CAEN code and object of activity

CAEN code of the object of activity (Romanian: CAEN Clasificarea activitatilor din economia nationala, classification of the activities from the national economy); Activity field, main activity field (only one can be chosen), auxiliary activity fields (there is no limit to how many can be chosen, but it is not recommended to choose all CAEN codes because some require authorizations); The main activity field, as well as the auxiliary activity fields must be included in the incorporation documents of the company; The main activity field may be changed by decision of the associates; The auxiliary activities may be extended or restricted anytime, by filling an application at the trade registry, without a decision of the associates.

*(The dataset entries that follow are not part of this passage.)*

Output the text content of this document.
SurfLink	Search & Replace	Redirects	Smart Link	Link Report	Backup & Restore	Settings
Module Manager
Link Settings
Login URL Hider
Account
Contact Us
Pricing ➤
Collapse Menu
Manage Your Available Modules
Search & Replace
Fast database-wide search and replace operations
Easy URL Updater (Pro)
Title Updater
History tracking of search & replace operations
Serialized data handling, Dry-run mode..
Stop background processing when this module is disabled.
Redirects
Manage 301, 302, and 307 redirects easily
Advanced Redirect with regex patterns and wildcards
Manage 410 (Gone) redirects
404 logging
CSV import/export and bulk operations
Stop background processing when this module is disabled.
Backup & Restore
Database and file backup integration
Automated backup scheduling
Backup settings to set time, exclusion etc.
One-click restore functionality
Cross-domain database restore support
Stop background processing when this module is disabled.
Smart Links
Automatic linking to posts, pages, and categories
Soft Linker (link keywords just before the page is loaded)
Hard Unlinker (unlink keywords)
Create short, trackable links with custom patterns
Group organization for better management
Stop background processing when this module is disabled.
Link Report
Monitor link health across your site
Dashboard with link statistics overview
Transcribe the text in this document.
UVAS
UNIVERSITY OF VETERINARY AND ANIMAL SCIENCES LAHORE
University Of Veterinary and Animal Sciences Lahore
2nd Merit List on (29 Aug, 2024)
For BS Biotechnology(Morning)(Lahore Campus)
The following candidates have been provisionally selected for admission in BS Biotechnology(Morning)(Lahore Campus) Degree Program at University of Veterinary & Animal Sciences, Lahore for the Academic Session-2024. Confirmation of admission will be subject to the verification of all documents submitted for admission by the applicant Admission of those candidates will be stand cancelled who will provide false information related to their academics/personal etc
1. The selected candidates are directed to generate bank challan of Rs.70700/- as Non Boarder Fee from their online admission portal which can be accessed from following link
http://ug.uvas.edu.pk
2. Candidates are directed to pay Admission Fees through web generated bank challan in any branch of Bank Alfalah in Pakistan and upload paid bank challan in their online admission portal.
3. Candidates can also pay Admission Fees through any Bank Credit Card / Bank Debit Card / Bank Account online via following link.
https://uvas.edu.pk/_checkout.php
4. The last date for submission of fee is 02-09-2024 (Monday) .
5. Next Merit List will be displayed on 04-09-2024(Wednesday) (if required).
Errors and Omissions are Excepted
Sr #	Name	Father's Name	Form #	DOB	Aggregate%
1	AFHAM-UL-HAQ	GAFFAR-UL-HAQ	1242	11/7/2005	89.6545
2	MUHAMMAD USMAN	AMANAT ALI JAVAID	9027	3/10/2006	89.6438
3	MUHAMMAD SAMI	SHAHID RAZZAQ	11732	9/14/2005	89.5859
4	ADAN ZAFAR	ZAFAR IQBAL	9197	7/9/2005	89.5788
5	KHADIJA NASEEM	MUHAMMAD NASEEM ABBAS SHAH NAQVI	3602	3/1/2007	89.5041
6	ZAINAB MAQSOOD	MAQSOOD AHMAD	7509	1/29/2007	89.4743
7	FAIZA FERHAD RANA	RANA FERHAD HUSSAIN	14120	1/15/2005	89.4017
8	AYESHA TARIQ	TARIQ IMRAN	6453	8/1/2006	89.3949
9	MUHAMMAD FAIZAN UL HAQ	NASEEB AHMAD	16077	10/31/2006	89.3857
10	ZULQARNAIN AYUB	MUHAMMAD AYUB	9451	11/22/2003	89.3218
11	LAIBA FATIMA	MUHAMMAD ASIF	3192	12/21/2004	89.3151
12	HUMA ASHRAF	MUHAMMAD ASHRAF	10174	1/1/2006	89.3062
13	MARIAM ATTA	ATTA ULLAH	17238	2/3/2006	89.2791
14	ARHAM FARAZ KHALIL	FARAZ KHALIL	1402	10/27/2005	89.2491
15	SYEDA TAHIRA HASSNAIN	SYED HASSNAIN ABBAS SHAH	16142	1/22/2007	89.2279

List of the documents that should be submitted at the trade registry for the incorporation of a company:
Applications (they can be found on the website of the trade registry); Reservation of the name of the company (the name can be reserved at the trade registry, except for names that include certain words Romanian, national; these require a special approval ); Proof that the share capital has been payed by the shareholders to a bank account opened on the name of the company (the capital has to be paid at least partially, depending on the type of company; for the limited liability company it has to be paid fully); Declaration of the administrator that it fulfills the conditions required by Romanian law to be administrator and that it accepts the position in the company; Declarations of the shareholders that they fulfill the conditions required by Romanian law to be shareholders; Signature sample of the administrator;

List of the documents that should be submitted at the trade registry for the incorporation of a company:
Proof of the right to have the headquarters established in a certain location from Romania (for example property title of the building, rental agreement); Power of attorneys from the shareholders if they do not submit the documents themselves; Incorporation documents (articles of incorporation, constitutive act); they should be signed either by the shareholders or by the persons empowered to represent them based on a special power of attorney. The substantially and formal requirements of these documents are included in Company Law 31/1990.

Particularities of S.R.L.

The minimum social capital is of: 200 RON; the value of a social part cannot be lower than 10 RON; It can be established even only with a sole associate, either natural or legal person; a natural or a legal person (Romanian or foreigner) can act as sole associate only for one limited liability company; Particularity: A limited liability company cannot have as sole associate a company which is held by a sole person;

Particularities of S.R.L

Is managed by one or more administrators, natural or legal persons, that are empowered to represent the company before third parties. Every share gives the right to a vote. The decisions need in principle the absolute majority of the shareholders, as well as the absolute majority of share capital. Still, it can be stipulated expressly in the incorporation document of the company that the absolute majority of the share capital is enough for taking a decision. Transfer of the shares in the company can be done unlimitedly among the shareholders of the company; to third parties only provided that shareholders holding at least 75% of the share capital agree to the transfer. The convening of the general meeting of the associates can be done by the administrator/ shareholders holding at least 25% of the share capital. The convening must be done 10 days before the actual meeting and the agenda of the meeting has to be transmitted to all participants. In case there is only one shareholder, all the prerogatives of the general meeting of the shareholders shall be exercised by the sole shareholder.

Particularities of S.A.

The minimum social capital: 25.000 EURO; the nominal share value cannot be lower than 0,1RON; the minimum number of shareholders cannot be less than 5; All shares have the same nominal value and they can either be bearer stock (Romanian: actiuni la purtator) or registered stock (Romanian: actiuni nominative). Stocks are divided between ordinary stocks and preference stocks (they are entitled to dividends before ordinary shares but lack the right to vote in the general meeting); If the constitutive act does not provide otherwise, the transmission of the shares does not require the approval of the other shareholders;

Particularities of S.A.

The convening of the general meeting of the shareholders is done at least once a year and whenever else it is considered necessary. General meetings can be ordinary (for the approving of the annual financial situations) or extraordinary (for the increase of the share capital, for taking decisions on the division or merging of the company), depending on the importance of the agenda. The quorum of the general meeting varies, depending on the type of general meeting and on whether it is the first convening with the same agenda or not; Special rules regarding the shares transactions, the increase of the social capital, other important amendments of the constitutive acts are applicable to the public listed stock companies (open companies).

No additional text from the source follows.